Meine Damen und Herren, ich kann Ihnen sagen: Ich bin davon überzeugt,dass Sie am Schluss zumindest inhaltlich wenig finden können, was dagegen spricht. Nun haben Sie sich ausführlich mit dem Verfahren auseinander gesetzt.
Herr Kollege Rudolph, Sie haben lange gesprochen, ich habe Ihnen intensiv zugehört, aber ich weiß nicht, ob die SPD nun dafür oder dagegen ist.
Da Sie in diesem Land viele Jahre regiert haben, sind Ihnen die Themen offenkundig so neu, dass Sie intensiv beraten müssen. Das ist in Ordnung. Bei den GRÜNEN ist es genau das Gleiche.
(Lebhafte Zurufe der Abg. Günter Rudolph (SPD) sowie Priska Hinz und Sarah Sorge (BÜNDNIS 90/ DIE GRÜNEN))

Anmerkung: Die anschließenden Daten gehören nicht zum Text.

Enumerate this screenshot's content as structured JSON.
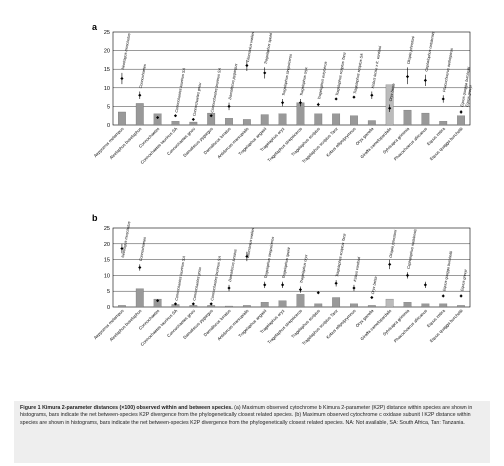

Meine Damen und Herren, erlauben Sie mir auch eine spaßige Bemerkung. Es vergeht hier nahezu kein Redebeitrag von Ihnen, in dem Sie nicht auf die frühere Rolle des jetzigen Fraktionsvorsitzenden der CDU, auf die frühere Funktion des jetzigen Ministerpräsidenten als Oppositionsführer oder, in aller Bescheidenheit, auf meine Aufgabe als innenpolitischer Sprecher rekurrieren.
(Jürgen Frömmrich (BÜNDNIS 90/DIE GRÜ- NEN): Das muss man immer wieder erwähnen, insbesondere die Forderungen nach Konsequenzen! – Günter Rudolph (SPD) und Jürgen Frömmrich (BÜNDNIS 90/DIE GRÜNEN): Das haben Sie immer gemacht!)
Liebe Kollegen, ich habe den Eindruck, die Oppositionszeit der CDU hat Sie traumatisiert, weil Sie bei jeder Diskussion permanent darauf zurückkommen.